Moderation einer Sitzung
Ik houd van dit rare land. Ik haat dit rare land. Hoe het ook zij, ik wen er nooit echt aan. Niet lang geleden werd ik opgebeld of ik bereid zou zijn een vergadering van een brancheorganisatie van de Duitse industrie voor te zitten waar het erom ging voorstellen te formuleren voor onderhandelingen met de Duitse overheid. Waar het hier precies om ging, mag ik hier niet schrijven. Wel kan ik iets zeggen over de sfeer en de gang van zaken gedurende zo’n bijeenkomst.
Ik had eigenlijk al spijt dat ik toegezegd had. Hoe zou ik het voor elkaar krijgen meer dan vijfenveertig mensen met elkaar te laten discussiëren? Ik had een kleine berekening gemaakt wat er zou gebeuren als iedereen vijf minuten het woord zou nemen: 45×5 minuten = 225 minuten = 3 uur en drie kwartier! Daarmee was de hele discussietijd al op zonder enige garantie van een resultaat. Zou ik de energie hebben om als 71-jarige moderator de wilde beesten in toom te houden?
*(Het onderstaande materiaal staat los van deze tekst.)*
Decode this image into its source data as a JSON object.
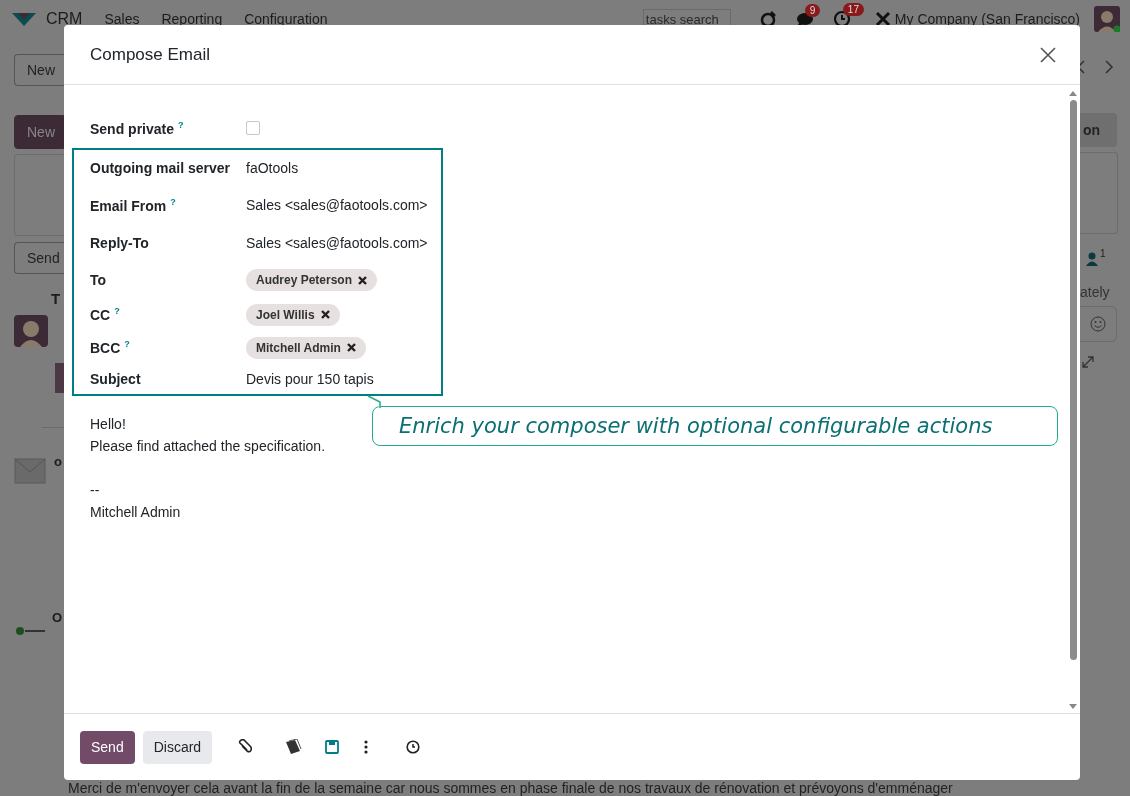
{
  "navbar": {
    "app_name": "CRM",
    "menu": [
      "Sales",
      "Reporting",
      "Configuration"
    ],
    "search": {
      "placeholder": "tasks search"
    },
    "message_count": "9",
    "activity_count": "17",
    "company": "My Company (San Francisco)"
  },
  "background": {
    "new_button": "New",
    "primary_button": "New",
    "send_button": "Send",
    "fragment_left": "T",
    "author_1": "o",
    "author_2": "O",
    "right_button": "on",
    "follower_count": "1",
    "fragment_right": "ately",
    "message_text": "Merci de m'envoyer cela avant la fin de la semaine car nous sommes en phase finale de nos travaux de rénovation et prévoyons d'emménager"
  },
  "dialog": {
    "title": "Compose Email",
    "fields": [
      {
        "kind": "checkbox",
        "label": "Send private",
        "help": "?",
        "checked": false
      }
    ],
    "highlighted_fields": [
      {
        "kind": "text",
        "label": "Outgoing mail server",
        "value": "faOtools"
      },
      {
        "kind": "text",
        "label": "Email From",
        "help": "?",
        "value": "Sales <sales@faotools.com>"
      },
      {
        "kind": "text",
        "label": "Reply-To",
        "value": "Sales <sales@faotools.com>"
      },
      {
        "kind": "tags",
        "label": "To",
        "tags": [
          "Audrey Peterson"
        ]
      },
      {
        "kind": "tags",
        "label": "CC",
        "help": "?",
        "tags": [
          "Joel Willis"
        ]
      },
      {
        "kind": "tags",
        "label": "BCC",
        "help": "?",
        "tags": [
          "Mitchell Admin"
        ]
      },
      {
        "kind": "text",
        "label": "Subject",
        "value": "Devis pour 150 tapis"
      }
    ],
    "body": [
      {
        "lines": [
          "Hello!",
          "Please find attached the specification."
        ]
      },
      {
        "lines": [
          "--",
          "Mitchell Admin"
        ]
      }
    ],
    "tip": "Enrich your composer with optional configurable actions",
    "buttons": [
      {
        "kind": "primary",
        "label": "Send"
      },
      {
        "kind": "secondary",
        "label": "Discard"
      }
    ]
  }
}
Voordelen van Duitse discipline
Mijn zorgen waren volstrekt misplaatst. Ik was vergeten dat de vergadering in Duitsland plaatsvond. In Duitsland mag je ervan uitgaan dat iedereen op zijn beurt wacht. Als er in de zaal vijf vingers omhoog gaan, hoef je als voorzitter alleen maar te zeggen: “Sie, Sie, Sie, Sie und Sie stehen auf der Rednerliste. Keine weiteren Wortmeldungen, bitte.“ Het leuke is dat iedereen zich er gewoon aan houdt. De wilde anarchistische taferelen die je in Nederland zou verwachten, ontstaan hier in de regel niet. Wel lopen sommige mensen rood aan van woede als ze niet aan het woord komen, maar het lukt hun bijna fysiek niet om iets te zeggen zonder het woord van de voorzitter gekregen te hebben. Zolang je als voorzitter op een overzichtelijke en eerlijk manier de mensen het woord geeft en zolang je mensen niet te veel onderbreekt, is het heel gemakkelijk. Ook een wat oudere voorzitter houdt dit best lang vol. De vergadering leidde tot een heel bevredigend resultaat en over mijn rol konden zij niet echt klagen en dat hebben zij, voor zover ik weet, ook niet gedaan.
Saai en humorloos
Maar was het ook leuk? Nee, ik vond er niets aan. Ik was weliswaar niet uitgeput door het in het gareel houden van het discussievolk, maar ik had na afloop een zwaar geïrriteerd gevoel over de fantasieloze, brave, autoriteitsgevoelige houding van de deelnemers. Waarom dit totale gebrek aan humor en relativering? Halverwege de vergadering kwamen wij op een punt waarop de deelnemers zich positief moesten uitspreken over een principieel besluit. Was dit besluit negatief geweest, dan had iedereen naar huis gekund, inclusief mijzelf. Ik sprak ironisch tot de deelnemers: “Über dieses Ergebnis bin ich doch einigermaßen enttäuscht. Hätten Sie nicht zugestimmt, dann wäre es nicht nur für Sie sondern auch für mich Feierabend gewesen. Schade, ich kann leider noch nicht nach Hause!“ Natuurlijk kwamen hierop meteen reacties. Een deelnemer liet mij nog weten dat een negatief resultaat heel onbevredigend was geweest en dat we maar blij moesten zijn dat het geen “Feierabend” was. Alsof ik dat niet wist! Zat ik fout met mijn ironie? Was dit een cultureel probleem of overschatte ik de intelligentie van de deelnemers? Aan mijn Duits kan het niet gelegen hebben, want dat is beter dan van veel dialect pratende middenstanders in die kringen.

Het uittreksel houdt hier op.